Теперь возьмем мою жену. Была мать с дочерью Натальей. Влюбилась она в человека, оставила Наталью на руках бабки и уехала на Дальний Восток, вовсе забыв о дочери. Шло время, у бабки был еще сын Василий, годами чуть старше племянницы, и когда та подросла, то стала называть бабку свою матерью, а дядьку Василия – братом. Все так запуталось, что о родной матери она и слышать не хотела, вроде бы прокляла ее. Бабка Клавдия характер имела крутой, властный. Сыну она не разрешала жениться и полностью подчинила себе. До того тиранила, что заставляла его мыть ее всю, красить ей голову, хотя была еще боевой и подвижной. Сын и ненавидел мать, и любил странной любовью. Месяца через два после свадьбы Натальи он вернулся однажды домой поздно вечером (а мать была на даче) и, чтобы не противно было ей жить после в комнате, вытащил матрац в коридор, лег возле двери и сделал себе укол ядом. Старуха умерла через три месяца, не вынеся смерти сына. Наталья еще в школе влюбилась в Сашку, а на первых курсах института по строптивости непонятно вышла замуж за меня, а сейчас своим Сашей мучает меня и не дает житья. Разве она счастлива?..
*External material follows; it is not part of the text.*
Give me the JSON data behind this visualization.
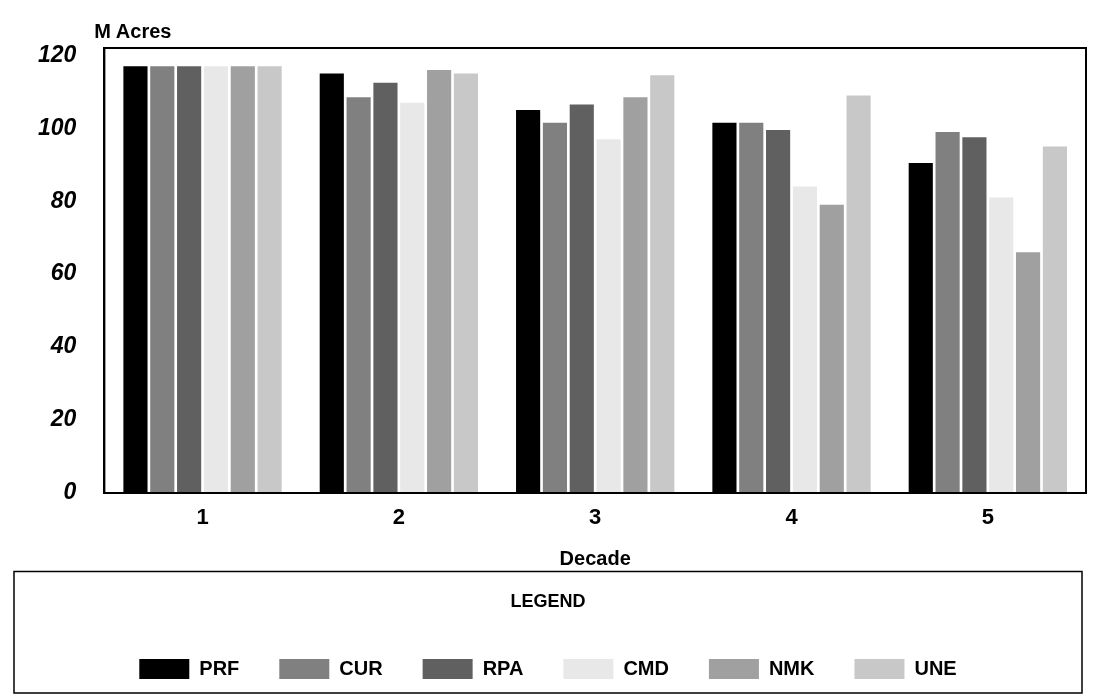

Теперь возьмем моего сына Андрея. Он был хороший мальчик, не заласканный, не затешенный. Помню, когда было ему восемь лет, я спросил его, а что такое любовь. Он отвечает: «При соприкосновении двух пар губ возникает реакция, которая и называется любовью». – «Но послушай, – спросил я, – в этой реакции должно что-то участвовать и выделяться?» – «Я не знаю, что участвует, – ответил он хмуро и строго, – но точно знаю, что выделяется азот». – «Но что-то же должно участвовать?» – добивался я. «Это что-то переливается из губ в губы, а половина его выделяется в воздух азотом». – «Ну, а что это что-то?», – спрашиваю. – «Это что-то невидимое, и это не узнать. Как ты не понимаешь, что это не узнать?» Вот такой мальчик рос. Кончил Андрюшка школу, поступил на физтех и на первом же курсе влюбился в девчонку из Перми. Та, вертихвостка, вскружила парню голову, уже опытная оказалась, попивает, покуривает. Однажды она и говорит, если так любишь, то занеси меня на руках на девятый этаж. А он худенький такой. Загорелся, схватил и занес на девятый этаж и нажил себе грыжу. Грыжу нажил, учебу забросил. Девица институт кинула, вылетела за неуспеваемость, уехала к мамаше в Пермь. Сын мой все продал из вещичек, кинулся следом. Вижу, засыхает парень. Говорит, жениться хочу. Ну и женись, говорю, раз хочешь. А я ничем помочь не могу. Поехал он к ней в Пермь, а она и в дверь не пустила, у нее уже кто-то есть. Ну разве он счастливый человек?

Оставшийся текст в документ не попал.